Patriot Day 2013...And My 9/11
posted Sep 11 2013 11:00PM
As September 11 comes to a close I want to take a moment to express my continuing sympathy for those who lost their lives on 9/11/01 and to their families, friends and other loved ones, who have been forced to endure daily reminders of those acts of terrorism and their aftermath.
Also I would like to convey my ongoing respect and honor for those who responded to the victims, many at the cost of their own lives. May their courage never be forgotten.
On September 11, 2001 I was in Bowie, Maryland. I was working as a land surveyor and my crew chief decided to leave the work truck doors open so we could listen to the radio. We soon realized that there was no music playing on any stations. Within minutes we stood silently, listening to the news, our instruments forgotten in our hands. As we listened, our collective horror mounted as we realized this was no joke but a serious and ongoing situation.
My crew went about our job like drones, all three of us pale and shaken. We recieved a call from the home office, who let us know the office was closing for the day. We were told to finish what we were doing and come on in. We completed our tasks silently, loaded our gear into the van silently, and spoke barely a sentence between us as we drove back to the office.
By the time we got there most of the staff had already left, and those who remained appeared just as shellshocked as I was feeling. In a daze I walked out to my car, got in and started the drive home.
At my apartment I turned on the TV and stared at it dumbly.
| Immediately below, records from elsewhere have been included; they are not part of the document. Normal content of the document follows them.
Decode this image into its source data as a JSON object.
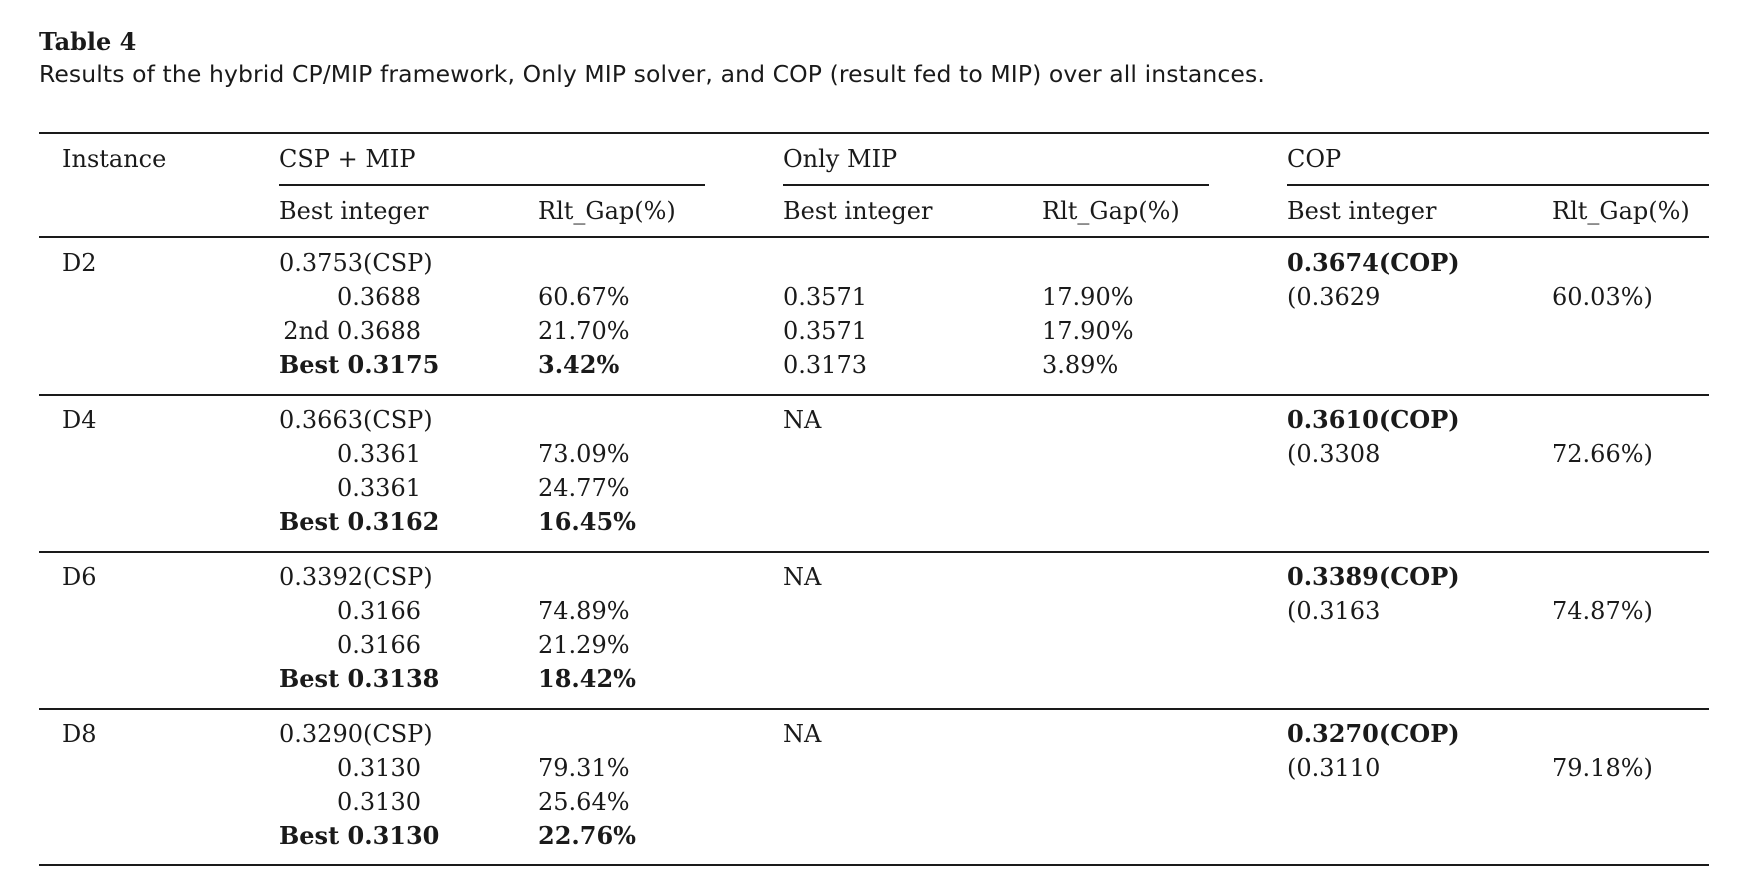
{
  "table": {
    "title": "Table 4",
    "caption": "Results of the hybrid CP/MIP framework, Only MIP solver, and COP (result fed to MIP) over all instances.",
    "headers": {
      "instance": "Instance",
      "csp_mip": "CSP + MIP",
      "only_mip": "Only MIP",
      "cop": "COP",
      "best_integer": "Best integer",
      "rlt_gap": "Rlt_Gap(%)"
    },
    "rows": [
      {
        "instance": "D2",
        "csp_mip": [
          {
            "best": "0.3753(CSP)",
            "gap": ""
          },
          {
            "best": "0.3688",
            "gap": "60.67%"
          },
          {
            "best": "2nd 0.3688",
            "gap": "21.70%"
          },
          {
            "best": "Best 0.3175",
            "gap": "3.42%"
          }
        ],
        "only_mip": [
          {
            "best": "",
            "gap": ""
          },
          {
            "best": "0.3571",
            "gap": "17.90%"
          },
          {
            "best": "0.3571",
            "gap": "17.90%"
          },
          {
            "best": "0.3173",
            "gap": "3.89%"
          }
        ],
        "cop": [
          {
            "best": "0.3674(COP)",
            "gap": ""
          },
          {
            "best": "(0.3629",
            "gap": "60.03%)"
          }
        ]
      },
      {
        "instance": "D4",
        "csp_mip": [
          {
            "best": "0.3663(CSP)",
            "gap": ""
          },
          {
            "best": "0.3361",
            "gap": "73.09%"
          },
          {
            "best": "0.3361",
            "gap": "24.77%"
          },
          {
            "best": "Best 0.3162",
            "gap": "16.45%"
          }
        ],
        "only_mip": [
          {
            "best": "NA",
            "gap": ""
          }
        ],
        "cop": [
          {
            "best": "0.3610(COP)",
            "gap": ""
          },
          {
            "best": "(0.3308",
            "gap": "72.66%)"
          }
        ]
      },
      {
        "instance": "D6",
        "csp_mip": [
          {
            "best": "0.3392(CSP)",
            "gap": ""
          },
          {
            "best": "0.3166",
            "gap": "74.89%"
          },
          {
            "best": "0.3166",
            "gap": "21.29%"
          },
          {
            "best": "Best 0.3138",
            "gap": "18.42%"
          }
        ],
        "only_mip": [
          {
            "best": "NA",
            "gap": ""
          }
        ],
        "cop": [
          {
            "best": "0.3389(COP)",
            "gap": ""
          },
          {
            "best": "(0.3163",
            "gap": "74.87%)"
          }
        ]
      },
      {
        "instance": "D8",
        "csp_mip": [
          {
            "best": "0.3290(CSP)",
            "gap": ""
          },
          {
            "best": "0.3130",
            "gap": "79.31%"
          },
          {
            "best": "0.3130",
            "gap": "25.64%"
          },
          {
            "best": "Best 0.3130",
            "gap": "22.76%"
          }
        ],
        "only_mip": [
          {
            "best": "NA",
            "gap": ""
          }
        ],
        "cop": [
          {
            "best": "0.3270(COP)",
            "gap": ""
          },
          {
            "best": "(0.3110",
            "gap": "79.18%)"
          }
        ]
      }
    ]
  }
}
As the news continued and new information came in dribs and drabs, I gained a greater realization of the enormous gravity of the situation. I put my head in my hands and when I took them away they were moist. I realized I was crying. I didn't even know it.
I don't remember much of the rest of the day, other than that I hardly moved from the sofa where I sat and stared at the television. My roommate had moved out some weeks before and I had scheduled an interview with a prospective replacement for that evening. When he showed up I engaged him in perfunctory conversation, then said, "If you can give me the rent for next month, you can move in whenever you want." He gave me the money and left.
Sometime around 11 that night I realized I hadn't eaten anything the entire day. I had no appetite, but I slapped together a sandwich anyway and nibbled at it. I don't remember going to bed. I do remember waking up the next morning hoping it had all been a dream. Of course it wasn't.
I remember driving to work and marveling at how odd it was to see no planes in the sky as I passed BWI. Later I drove the loop road around the airport and stared with a new horror at the tarmac, which was absolutely full of planes. It was more planes than I had ever seen in one place, and not a single one of them was moving. When I think back on 9/11 now, that's the first image that comes to mind: a huge lot, absolutely choked with airplanes. They stood in silent sentinel rows, as though in tribute to the hijacked planes and those aboard who had died.
The second image that comes to mind occurred excactly one month later. On November 11, I attended my first class at Connecticut School of Broadcasting, beginning the long road that would eventually bring me to WAYZ. CSB's DC campus was located in Crystal City, Arlington, VA, and to get there the first night I drove through downtown Washington to Interstate 395 into Virginia, Looking back I'm not sure why I went this way. It certainly wasn't the quickest way. As it happened, this route took me right past the Pentagon.
Having seen the Pentagon on TV almost continually for the past month, I was nevertheless unprepared for how absolutely enormous it was in real life. It was without question the largest building I had ever seen, and still is, for that matter. The highway was directly adjacent to the side of the Pentagon that had been struck by American Airlines Flight 77. The sight of that building with such a gigantic hole in it was nothing less than shocking. It looked as though the wall had been struck by a wrecking ball. The idea of such destruction having been perpetrated intentionally was inconceivable. Yet there was the evidence right in front of me.
I continued on to school and began my classes. But I was shaken, and that feeling didn't lessen for some time after. In a way it still hasn't. I haven't flown since then and have no desire to do so, even all these years later. The idea of getting on an airplane terrifies me, quite frankly, and I'm not sure what I'd do if I were placed in a position where I had no choice but to fly. I guess I'll cross that bridge when I get to it.
9/11 was one of those events that divide American history into a before and after. Other such events include Pearl Harbor, the assassination of President Kennedy, and the explostion of the space shuttle Challenger. But 9/11 was the first of these to occur when I was an adult, and it remains a large and looming memory in my mind. I remember experiencing alternating waves of dread, fear, and horror. For a long time after, like many other Americans, I worried that more such acts of terrorism were coming, and that they could happen at any time. Even when I heard on the news that many of the known members of al-Qaeda had been captured the worry remained. Even five, six, seven years later I worried. The worry lessened over time but never really went away altogether.
The world truly is a different place today. September 11 was designated Patriot Day, and on this day we remember the victims of 9/11 as well as those who worked to rescue them, those who contributed to those rescue efforts directly and indirectly, and those military personnel who have placed themselves into harm's way throughout the War on Terror. Many lives were lost on 9/11 and in the days, months and years since. They may be gone but they will never, ever be forgotten.